Entretanto, existem desafios a serem superados para que o Governo Digital alcance sua plena funcionalidade e seja, de fato, satisfatório para os cidadãos.
4. O principal desafio: a isonomia
Considerando a pluralidade de realidades presentes no Brasil, a introdução de novas tecnologias na Administração Pública pode gerar sérios riscos para o princípio da igualdade (CF/88, art. 3°, IV; art. 5º, caput; art. 19, III).
A utilização da informática tende a reduzir as situações de disparidade de tratamento entre diversos interessados. Há padronização do oferecimento e da prestação de serviços, produtos e afins, reduzindo a esfera da discricionariedade administrativa no caso concreto e garantindo a impessoalidade.
Contudo, existe grande preocupação com a eventual desigualdade no acesso à tecnologia, porque no Brasil ainda há uma separação nítida entre as pessoas que podem e as que não podem ter tal acesso. O efeito dessa separação recebe o nome de exclusão digital, expressão que vem se tornando mais recorrente no Brasil.

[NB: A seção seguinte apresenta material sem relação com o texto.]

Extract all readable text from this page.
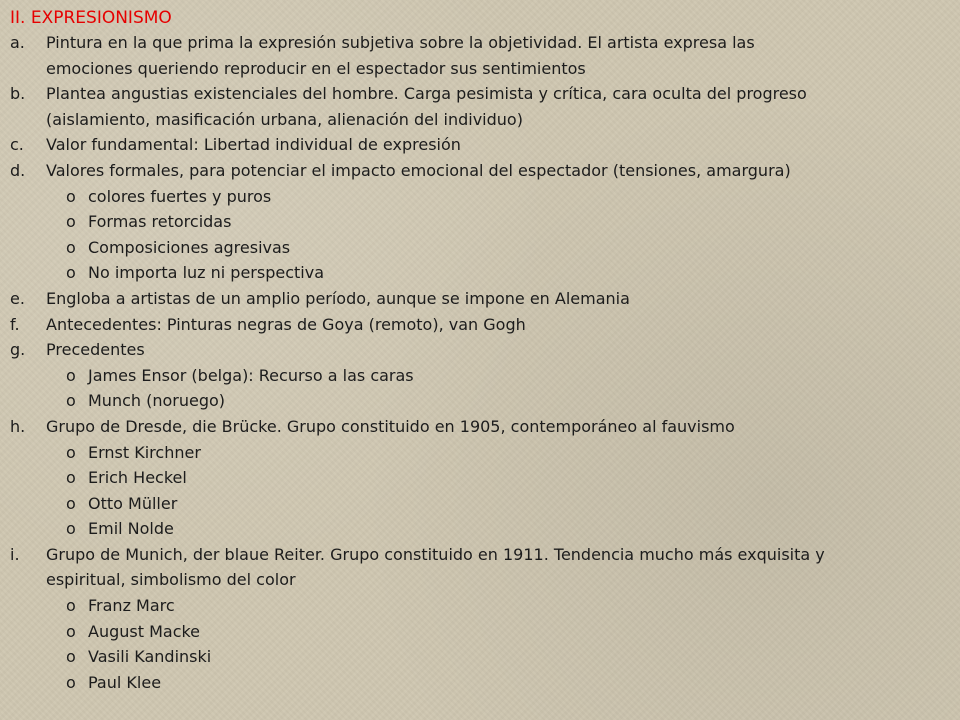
II. EXPRESIONISMO
a.	Pintura en la que prima la expresión subjetiva sobre la objetividad. El artista expresa las
emociones queriendo reproducir en el espectador sus sentimientos
b.	Plantea angustias existenciales del hombre. Carga pesimista y crítica, cara oculta del progreso
(aislamiento, masificación urbana, alienación del individuo)
c.	Valor fundamental: Libertad individual de expresión
d.	Valores formales, para potenciar el impacto emocional del espectador (tensiones, amargura)
o colores fuertes y puros
o Formas retorcidas
o Composiciones agresivas
o No importa luz ni perspectiva
e.	Engloba a artistas de un amplio período, aunque se impone en Alemania
f.	Antecedentes: Pinturas negras de Goya (remoto), van Gogh
g.	Precedentes
o James Ensor (belga): Recurso a las caras
o Munch (noruego)
h.	Grupo de Dresde, die Brücke. Grupo constituido en 1905, contemporáneo al fauvismo
o Ernst Kirchner
o Erich Heckel
o Otto Müller
o Emil Nolde
i.	Grupo de Munich, der blaue Reiter. Grupo constituido en 1911. Tendencia mucho más exquisita y
espiritual, simbolismo del color
o Franz Marc
o August Macke
o Vasili Kandinski
o Paul Klee
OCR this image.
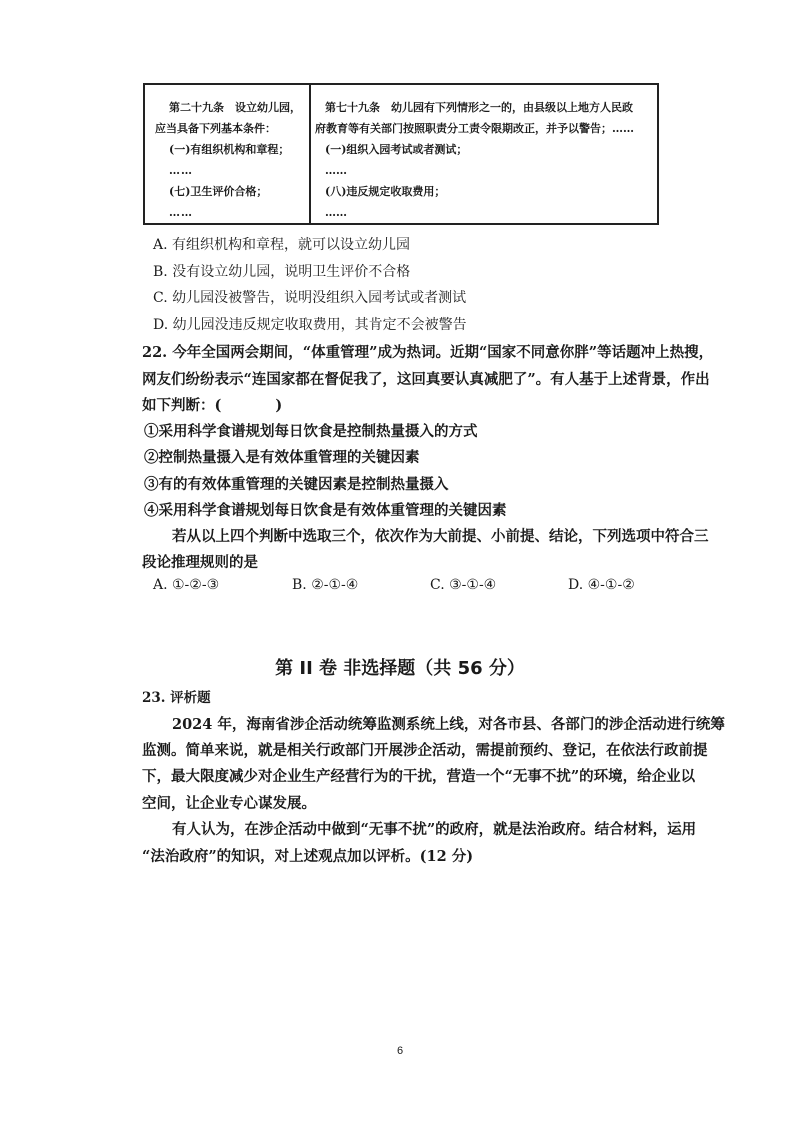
第二十九条　设立幼儿园，
应当具备下列基本条件：
(一)有组织机构和章程；
……
(七)卫生评价合格；
……
第七十九条　幼儿园有下列情形之一的，由县级以上地方人民政
府教育等有关部门按照职责分工责令限期改正，并予以警告；……
(一)组织入园考试或者测试；
……
(八)违反规定收取费用；
……
A. 有组织机构和章程，就可以设立幼儿园
B. 没有设立幼儿园，说明卫生评价不合格
C. 幼儿园没被警告，说明没组织入园考试或者测试
D. 幼儿园没违反规定收取费用，其肯定不会被警告
22. 今年全国两会期间，“体重管理”成为热词。近期“国家不同意你胖”等话题冲上热搜，
网友们纷纷表示“连国家都在督促我了，这回真要认真减肥了”。有人基于上述背景，作出
如下判断：(	)
①采用科学食谱规划每日饮食是控制热量摄入的方式
②控制热量摄入是有效体重管理的关键因素
③有的有效体重管理的关键因素是控制热量摄入
④采用科学食谱规划每日饮食是有效体重管理的关键因素
若从以上四个判断中选取三个，依次作为大前提、小前提、结论，下列选项中符合三
段论推理规则的是
A. ①-②-③	B. ②-①-④	C. ③-①-④	D. ④-①-②
第 II 卷 非选择题（共 56 分）
23. 评析题
2024 年，海南省涉企活动统筹监测系统上线，对各市县、各部门的涉企活动进行统筹
监测。简单来说，就是相关行政部门开展涉企活动，需提前预约、登记，在依法行政前提
下，最大限度减少对企业生产经营行为的干扰，营造一个“无事不扰”的环境，给企业以
空间，让企业专心谋发展。
有人认为，在涉企活动中做到“无事不扰”的政府，就是法治政府。结合材料，运用
“法治政府”的知识，对上述观点加以评析。(12 分)
6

Assim, sem prejuízo de se tomar providências para mitigar esse efeito, a utilização das TICs pela Administração Pública deve ser feita com as devidas cautelas, sobre pena de se intensificar a exclusão digital e acarretar prejuízo à isonomia. Isso significa adotar uma política ativa de fomento e estratégias para evitar situações discriminatórias, garantindo o acesso amplo aos serviços digitais.
Não existem soluções ou estratégias fáceis e pré-estabelecidas para tanto, de maneira que as situações de desigualdade devem ser enfrentadas conforme a especificidade do ambiente em que ocorrem.
Mas existem métodos que podem ser utilizados para diminuir a exclusão digital, tais como (1) a implementação de mecanismos de universalização da internet, baixando seus custos ou oferecendo-a gratuitamente; (2) a criação de serviços acessíveis a portadores de deficiência, inclusive por meio de portais especialmente desenvolvidos para essa finalidade; (3) a promoção de programas de alfabetização digital, bem como a criação de portais e serviços simples e transparentes, que possam ser compreendidos utilizados mesmo por aqueles que não gozam de profunda compreensão informática; (4) campanhas informativas sobre as vantagens da utilização de meios eletrônicos, assim como a garantia da qualidade da prestação de serviços, sobretudo em relação à segurança e à correção das informações prestadas pela Administração.
5. Conclusão
O governo digital ainda pode causar certa desconfiança nos usuários, gerando insegurança também aos gestores públicos. Mas o setor público não deve ficar preso ao passado e inerte à revolução tecnológica, devendo adotar progressivamente os meios eletrônicos.
Tal medida, em paralelo às formas tradicionais, possibilita que os usuários possam gradualmente se adaptar e testar a qualidade de uso e de serviço. Com isso, futuramente poderá ser estabelecida a exclusividade do atendimento digital de modo não traumático.